Stabil blieb hingegen die Lärmbelastung in der Nacht. In der Region um den Flughafen klagten 2011 rund 18'000 Personen darüber, vom Lärm der Flugzeuge geweckt zu werden. Dies sind gleich viele wie 2010, was auf die Mitte 2010 eingeführte, siebenstündige Nachtsperre zurückzuführen ist.
Förderprogramm für Schallschutzfenster
Der ZFI wurde 2007 eingeführt und sieht vor, dass höchstens 47'000 Personen vom Fluglärm gestört werden dürfen, was mit den Zahlen vom Jahr 2011 eindeutig nicht erreicht wird. Die Zahl der Geplagten liegt zum zweiten Mal in Folge darüber. Nur im Jahr 2009 wurde der Monitoringwert nicht überschritten. Die Regierung wird damit verpflichtet, Massnahmen zur Lärmbekämpfung einzuleiten.
Geplant ist ein Förderprogramm, mit dem unter anderem Schallschutzfenster finanziert werden sollen. Das Geld dafür stammt aus dem Flughafenfonds, in dem seit der Verselbständigung des Flughafens 300 Millionen Franken liegen.
Grosser Bevölkerungszuwachs trotz Fluglärm
Hauptgrund für den Anstieg der Lärmgeplagten ist das Bevölkerungswachstum. Die Flughafenregion verzeichnete in den vergangenen Jahren ein grösseres Bevölkerungswachstum als der Kantonsdurchchnitt - und dies trotz Fluglärm.
Um den Flughafen stieg die Einwohnerzahl in den Jahren 2010 und 2011 um 2,4 Prozent an. Die Zuwachsrate für den gesamten Kanton betrug in dieser Zeitspanne nur 1,4 Prozent. Wie die Regierung in einer Mitteilung schreibt, dürfte die Zahl der Lärmgeplagten in den kommenden Jahren deshalb weiter steigen, egal welche Lärmschutzmassnahmen eingeleitet werden. (sda)

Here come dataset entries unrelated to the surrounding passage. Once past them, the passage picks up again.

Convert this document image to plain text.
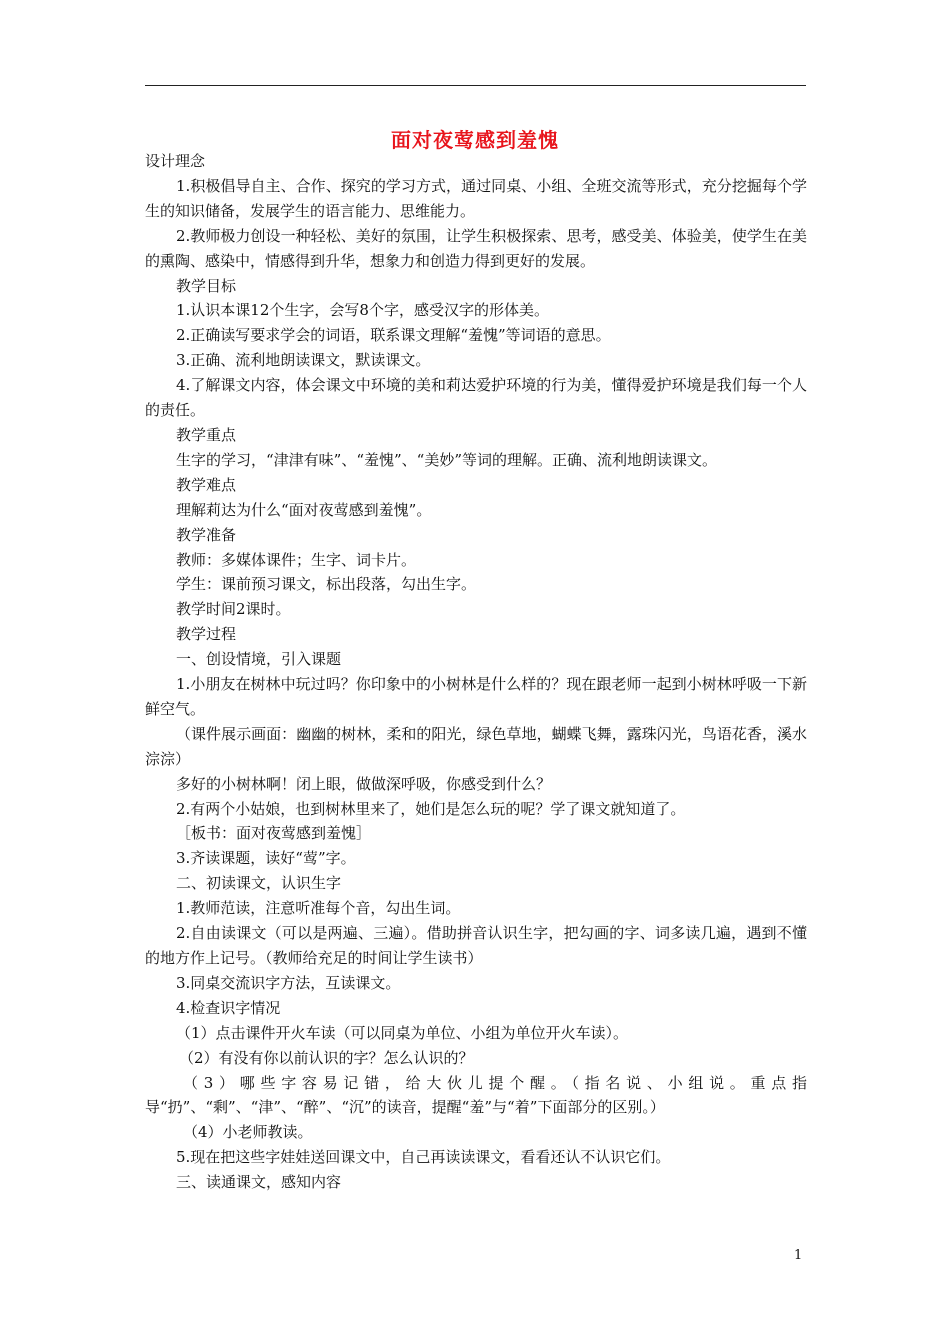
面对夜莺感到羞愧

设计理念

1.积极倡导自主、合作、探究的学习方式，通过同桌、小组、全班交流等形式，充分挖掘每个学生的知识储备，发展学生的语言能力、思维能力。

2.教师极力创设一种轻松、美好的氛围，让学生积极探索、思考，感受美、体验美，使学生在美的熏陶、感染中，情感得到升华，想象力和创造力得到更好的发展。

教学目标

1.认识本课12个生字，会写8个字，感受汉字的形体美。

2.正确读写要求学会的词语，联系课文理解“羞愧”等词语的意思。

3.正确、流利地朗读课文，默读课文。

4.了解课文内容，体会课文中环境的美和莉达爱护环境的行为美，懂得爱护环境是我们每一个人的责任。

教学重点

生字的学习，“津津有味”、“羞愧”、“美妙”等词的理解。正确、流利地朗读课文。

教学难点

理解莉达为什么“面对夜莺感到羞愧”。

教学准备

教师：多媒体课件；生字、词卡片。

学生：课前预习课文，标出段落，勾出生字。

教学时间2课时。

教学过程

一、创设情境，引入课题

1.小朋友在树林中玩过吗？你印象中的小树林是什么样的？现在跟老师一起到小树林呼吸一下新鲜空气。

（课件展示画面：幽幽的树林，柔和的阳光，绿色草地，蝴蝶飞舞，露珠闪光，鸟语花香，溪水淙淙）

多好的小树林啊！闭上眼，做做深呼吸，你感受到什么？

2.有两个小姑娘，也到树林里来了，她们是怎么玩的呢？学了课文就知道了。

［板书：面对夜莺感到羞愧］

3.齐读课题，读好“莺”字。

二、初读课文，认识生字

1.教师范读，注意听准每个音，勾出生词。

2.自由读课文（可以是两遍、三遍）。借助拼音认识生字，把勾画的字、词多读几遍，遇到不懂的地方作上记号。（教师给充足的时间让学生读书）

3.同桌交流识字方法，互读课文。

4.检查识字情况

（1）点击课件开火车读（可以同桌为单位、小组为单位开火车读）。

（2）有没有你以前认识的字？怎么认识的？

（3）哪些字容易记错，给大伙儿提个醒。（指名说、小组说。重点指导“扔”、“剩”、“津”、“醉”、“沉”的读音，提醒“羞”与“着”下面部分的区别。）

（4）小老师教读。

5.现在把这些字娃娃送回课文中，自己再读读课文，看看还认不认识它们。

三、读通课文，感知内容

1
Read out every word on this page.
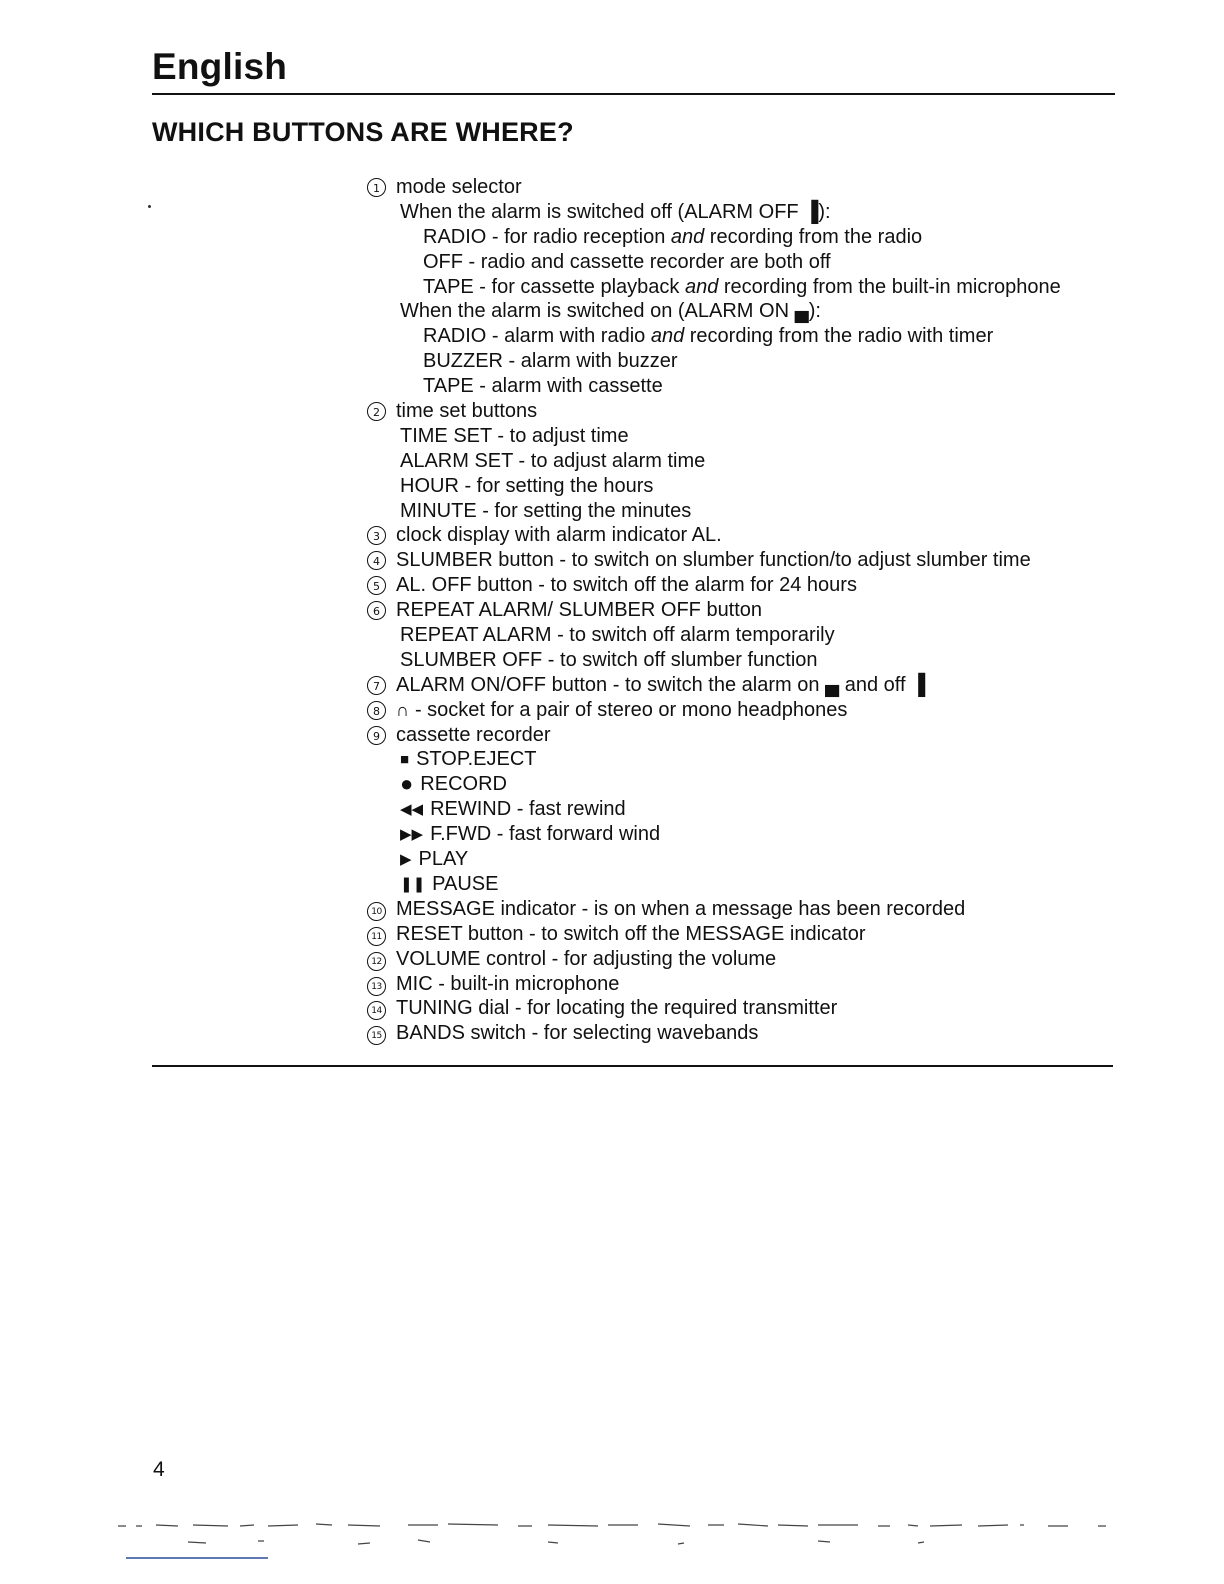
English
WHICH BUTTONS ARE WHERE?
1 mode selector
When the alarm is switched off (ALARM OFF ▐):
RADIO - for radio reception and recording from the radio
OFF - radio and cassette recorder are both off
TAPE - for cassette playback and recording from the built-in microphone
When the alarm is switched on (ALARM ON ▄):
RADIO - alarm with radio and recording from the radio with timer
BUZZER - alarm with buzzer
TAPE - alarm with cassette
2 time set buttons
TIME SET - to adjust time
ALARM SET - to adjust alarm time
HOUR - for setting the hours
MINUTE - for setting the minutes
3 clock display with alarm indicator AL.
4 SLUMBER button - to switch on slumber function/to adjust slumber time
5 AL. OFF button - to switch off the alarm for 24 hours
6 REPEAT ALARM/ SLUMBER OFF button
REPEAT ALARM - to switch off alarm temporarily
SLUMBER OFF - to switch off slumber function
7 ALARM ON/OFF button - to switch the alarm on ▄ and off ▐
8 ∩ - socket for a pair of stereo or mono headphones
9 cassette recorder
■ STOP.EJECT
● RECORD
◀◀ REWIND - fast rewind
▶▶ F.FWD - fast forward wind
▶ PLAY
❚❚ PAUSE
10 MESSAGE indicator - is on when a message has been recorded
11 RESET button - to switch off the MESSAGE indicator
12 VOLUME control - for adjusting the volume
13 MIC - built-in microphone
14 TUNING dial - for locating the required transmitter
15 BANDS switch - for selecting wavebands
4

Reaktionen reichen von «Kuschelpolitik» bis «Zynismus»
Die Fluglärm-Organisationen und Parteien reagieren grösstenteils empört auf die Präsentation des Zürcher Fluglärm-Index (ZFI) vom Montag. Die Regierung müsse endlich Verantwortung übernehmen und gegenüber dem Flughafen aktiv werden, so der Tenor.
Regelmässig erhebe die Regierung Zahlen, welche die Grenzwerte überschreiten würden und dann werde nichts dagegen unternommen, schreibt die SP des Kantons Zürich. So werde der ZFI ad absurdum geführt. Die Regierung müsse dem Flughafen endlich klarmachen, dass vor allem in den Randstunden weniger geflogen werden dürfe.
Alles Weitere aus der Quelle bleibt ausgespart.